I like to put the perfume in the crook of the elbow, see? This way, when you curl up and go to sleep, you smell it and it gets inside your dreams.
To dream in scent. Smelling the crook of my own elbow, still floral and sweet after eight hours, I feel fairly certain that my dreams will be populated with humming bees and gently bobbing blossoms. I think André would like that… not that he’d ever say so, of course. He affects an air of indifference—“You like it, you don’t like it, it doesn’t matter to me”—but I think he’d be pleased to know that the scent does in fact end up swaddling me in sleep.
André is the proprietor of Jacqueline Perfumery (along with his wife, for whom the store is named). Ask him about perfume, and he’s likely to simply point toward a jumble of paper strips sprayed and scrawled with fragrance names and instruct you to tell him what you like. And really, I guess that’s all that one needs to know.
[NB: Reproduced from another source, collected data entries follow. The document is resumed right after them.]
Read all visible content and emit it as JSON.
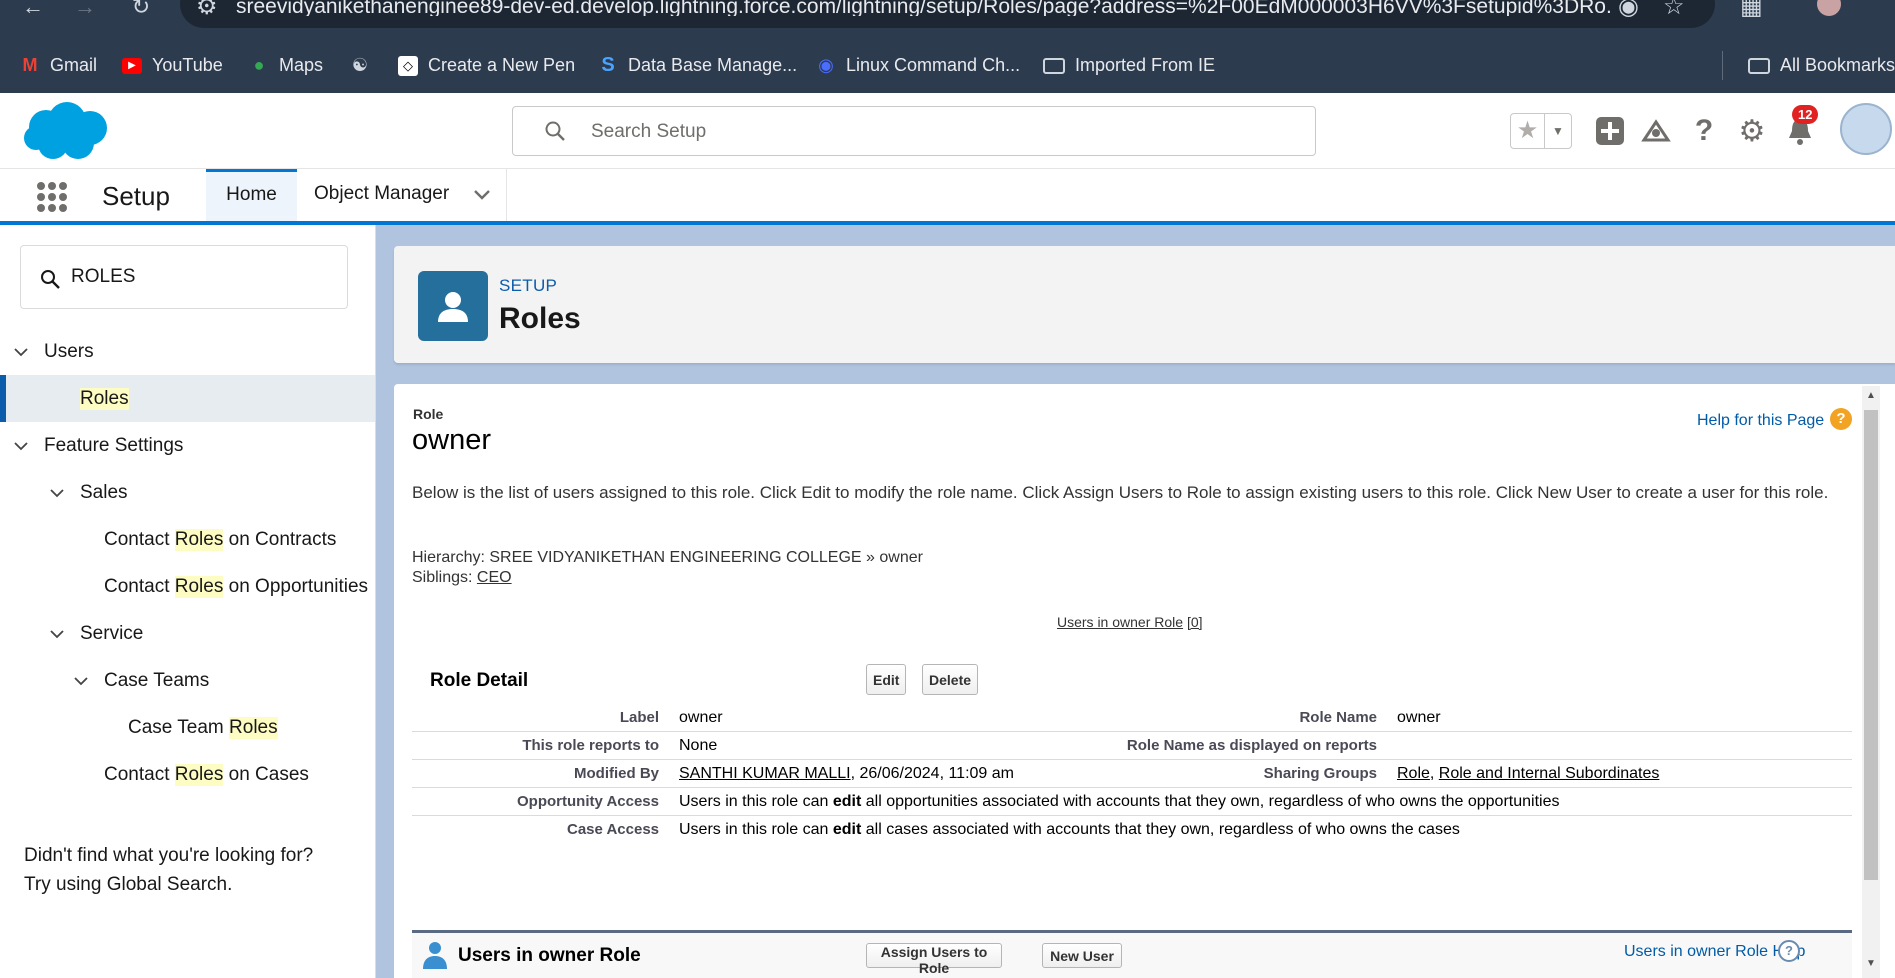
{
  "browser": {
    "url": "sreevidyanikethanenginee89-dev-ed.develop.lightning.force.com/lightning/setup/Roles/page?address=%2F00EdM000003H6VV%3Fsetupid%3DRo...",
    "bookmarks": [
      {
        "label": "Gmail",
        "icon": "gmail-icon"
      },
      {
        "label": "YouTube",
        "icon": "youtube-icon"
      },
      {
        "label": "Maps",
        "icon": "maps-icon"
      },
      {
        "label": "",
        "icon": "globe-icon"
      },
      {
        "label": "Create a New Pen",
        "icon": "codepen-icon"
      },
      {
        "label": "Data Base Manage...",
        "icon": "s-logo-icon"
      },
      {
        "label": "Linux Command Ch...",
        "icon": "linux-icon"
      },
      {
        "label": "Imported From IE",
        "icon": "folder-icon"
      }
    ],
    "all_bookmarks": "All Bookmarks"
  },
  "header": {
    "search_placeholder": "Search Setup",
    "notification_count": "12"
  },
  "context_bar": {
    "app_name": "Setup",
    "tabs": [
      {
        "label": "Home",
        "active": true
      },
      {
        "label": "Object Manager",
        "active": false
      }
    ]
  },
  "sidebar": {
    "search_value": "ROLES",
    "help_text_1": "Didn't find what you're looking for?",
    "help_text_2": "Try using Global Search.",
    "highlight_term": "Roles",
    "items": [
      {
        "before": "Users",
        "hl": "",
        "after": ""
      },
      {
        "before": "",
        "hl": "Roles",
        "after": ""
      },
      {
        "before": "Feature Settings",
        "hl": "",
        "after": ""
      },
      {
        "before": "Sales",
        "hl": "",
        "after": ""
      },
      {
        "before": "Contact ",
        "hl": "Roles",
        "after": " on Contracts"
      },
      {
        "before": "Contact ",
        "hl": "Roles",
        "after": " on Opportunities"
      },
      {
        "before": "Service",
        "hl": "",
        "after": ""
      },
      {
        "before": "Case Teams",
        "hl": "",
        "after": ""
      },
      {
        "before": "Case Team ",
        "hl": "Roles",
        "after": ""
      },
      {
        "before": "Contact ",
        "hl": "Roles",
        "after": " on Cases"
      }
    ]
  },
  "page_header": {
    "breadcrumb": "SETUP",
    "title": "Roles"
  },
  "content": {
    "small_label": "Role",
    "role_name": "owner",
    "help_link": "Help for this Page",
    "description": "Below is the list of users assigned to this role. Click Edit to modify the role name. Click Assign Users to Role to assign existing users to this role. Click New User to create a user for this role.",
    "hierarchy": "Hierarchy: SREE VIDYANIKETHAN ENGINEERING COLLEGE » owner",
    "siblings_label": "Siblings: ",
    "siblings_value": "CEO",
    "users_link": "Users in owner Role",
    "users_count": "[0]",
    "detail": {
      "title": "Role Detail",
      "edit_label": "Edit",
      "delete_label": "Delete",
      "label_label": "Label",
      "label_value": "owner",
      "role_name_label": "Role Name",
      "role_name_value": "owner",
      "reports_to_label": "This role reports to",
      "reports_to_value": "None",
      "display_name_label": "Role Name as displayed on reports",
      "display_name_value": "",
      "modified_by_label": "Modified By",
      "modified_by_user": "SANTHI KUMAR MALLI",
      "modified_by_date": ", 26/06/2024, 11:09 am",
      "sharing_groups_label": "Sharing Groups",
      "sharing_group_1": "Role",
      "sharing_group_2": "Role and Internal Subordinates",
      "opp_access_label": "Opportunity Access",
      "opp_access_pre": "Users in this role can ",
      "opp_access_bold": "edit",
      "opp_access_post": " all opportunities associated with accounts that they own, regardless of who owns the opportunities",
      "case_access_label": "Case Access",
      "case_access_pre": "Users in this role can ",
      "case_access_bold": "edit",
      "case_access_post": " all cases associated with accounts that they own, regardless of who owns the cases"
    },
    "users_block": {
      "title": "Users in owner Role",
      "assign_label": "Assign Users to Role",
      "new_user_label": "New User",
      "help_link": "Users in owner Role Help"
    }
  }
}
In André’s words, “Perfume is like food—you may like this, you may like that… that is [your] privilege.” Food seems to be André’s favorite perfume parallel. A discussion of base notes, and top notes? Favorite fragrance profiles? No. We talk steak instead. Just as someone can have a wan, grisly steak at one restaurant, and a perfectly seared and flavorful steak at another restaurant, André explains, so too does a fragrance such as jasmine vary greatly in the hands of one perfumer to another. Where was the jasmine grown? With what else does it share bottle space? And so on. André knows where the jasmine is grown. He knows what qualities are likely to bloom forth from blossoms acquired from a species grown in India versus a species grown in northern Africa. He just doesn’t see the point in discussing it with you. What does your nose like? What does your skin like? That’s what he cares about.
I set to work sniffing around 25 or 30 of the scented strips strewn across the store’s glass display case. Some fragrances curl around my brain and set it gently buzzing. Others cause my eyes to pop open, as if their complexity couldn’t possibly be contained merely within the invisible regions of scent. Some cause my face to squinch up in pain as the pungent fumes hit my nostrils, while others gently nudge my lips into a sweet smile.
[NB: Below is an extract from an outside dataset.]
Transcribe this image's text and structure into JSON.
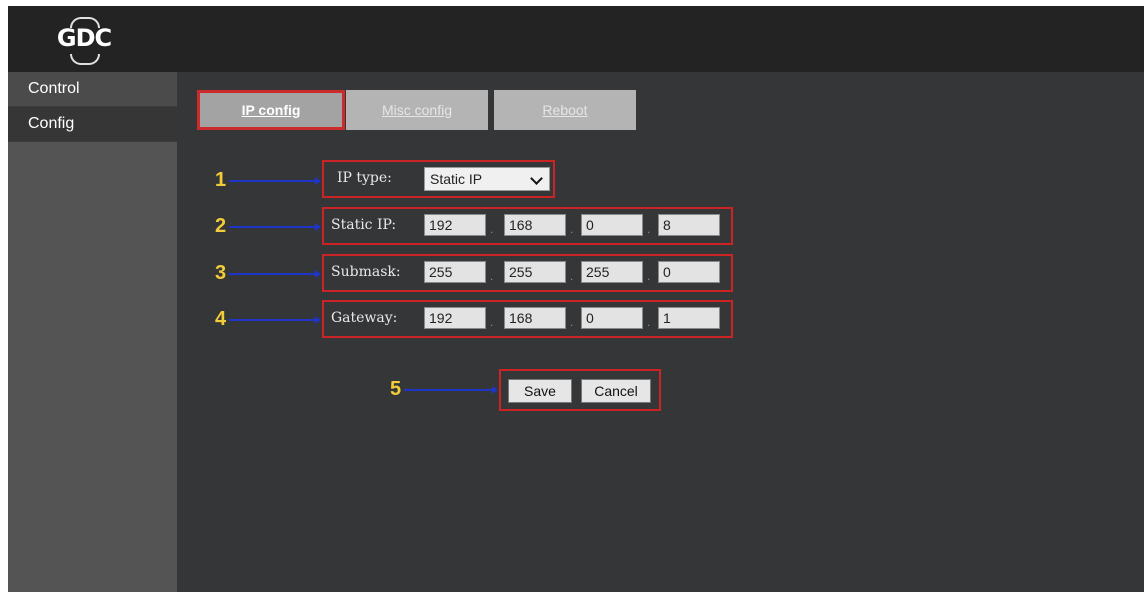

In the end, I have 5 strips set aside. A second sniff instantly removes one of the strips (what was I thinking?!) from contention. The remaining four are trickier, but two are particularly intriguing—one petal-delicate, the other spicy and between-the-sheets musky. Their intrigue—a mutable quality that brings roundness and depth to each—comes at a price. “Ah,” says André, “you picked very fine perfumes.”
“How fine?” I reply.
“Well, these two you set aside? They cost around $50 to $60. The two you selected? They both cost around $250.”
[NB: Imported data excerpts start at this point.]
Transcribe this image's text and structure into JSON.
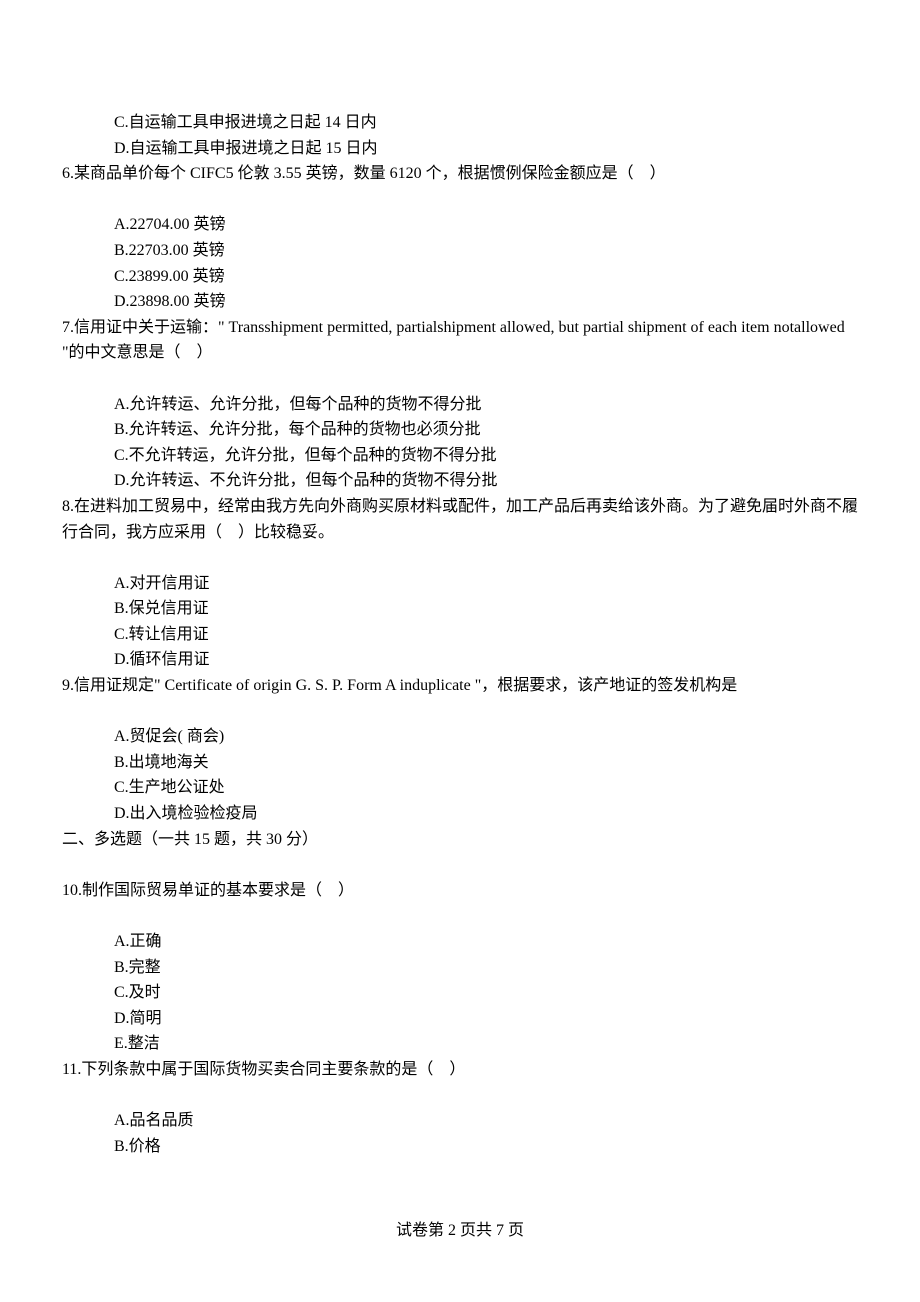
{
  "q5_options": {
    "C": "C.自运输工具申报进境之日起 14 日内",
    "D": "D.自运输工具申报进境之日起 15 日内"
  },
  "q6": {
    "stem": "6.某商品单价每个 CIFC5 伦敦 3.55 英镑，数量 6120 个，根据惯例保险金额应是（　）",
    "A": "A.22704.00 英镑",
    "B": "B.22703.00 英镑",
    "C": "C.23899.00 英镑",
    "D": "D.23898.00 英镑"
  },
  "q7": {
    "stem": "7.信用证中关于运输：\" Transshipment permitted, partialshipment allowed, but partial shipment of each item notallowed \"的中文意思是（　）",
    "A": "A.允许转运、允许分批，但每个品种的货物不得分批",
    "B": "B.允许转运、允许分批，每个品种的货物也必须分批",
    "C": "C.不允许转运，允许分批，但每个品种的货物不得分批",
    "D": "D.允许转运、不允许分批，但每个品种的货物不得分批"
  },
  "q8": {
    "stem": "8.在进料加工贸易中，经常由我方先向外商购买原材料或配件，加工产品后再卖给该外商。为了避免届时外商不履行合同，我方应采用（　）比较稳妥。",
    "A": "A.对开信用证",
    "B": "B.保兑信用证",
    "C": "C.转让信用证",
    "D": "D.循环信用证"
  },
  "q9": {
    "stem": "9.信用证规定\" Certificate of origin G. S. P. Form A induplicate \"，根据要求，该产地证的签发机构是",
    "A": "A.贸促会( 商会)",
    "B": "B.出境地海关",
    "C": "C.生产地公证处",
    "D": "D.出入境检验检疫局"
  },
  "section2": "二、多选题（一共 15 题，共 30 分）",
  "q10": {
    "stem": "10.制作国际贸易单证的基本要求是（　）",
    "A": "A.正确",
    "B": "B.完整",
    "C": "C.及时",
    "D": "D.简明",
    "E": "E.整洁"
  },
  "q11": {
    "stem": "11.下列条款中属于国际货物买卖合同主要条款的是（　）",
    "A": "A.品名品质",
    "B": "B.价格"
  },
  "footer": "试卷第 2 页共 7 页"
}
“I’m afraid my taste surpasses my budget.”
Laughing, André spritzes the soft underside of my elbow with the ritzy perfumes and says, “Oh, I get plenty of people in here who, discovering the price, say ‘Oh, that’s too rich for my blood,’ and they walk out the door. Ten minutes later, they come back with a whispered ‘Just don’t tell my husband, okay?’ and end up purchasing it anyway.”
Perhaps. After all, the promise of fragrance-laced dreams is quite alluring.
Jacqueline Perfumery doesn’t have a website. Why bother? “You need to smell perfume, not look at it,” says André. The store is located at 103 Geary Street, with hours 10am to 5:30pm Monday through Saturday.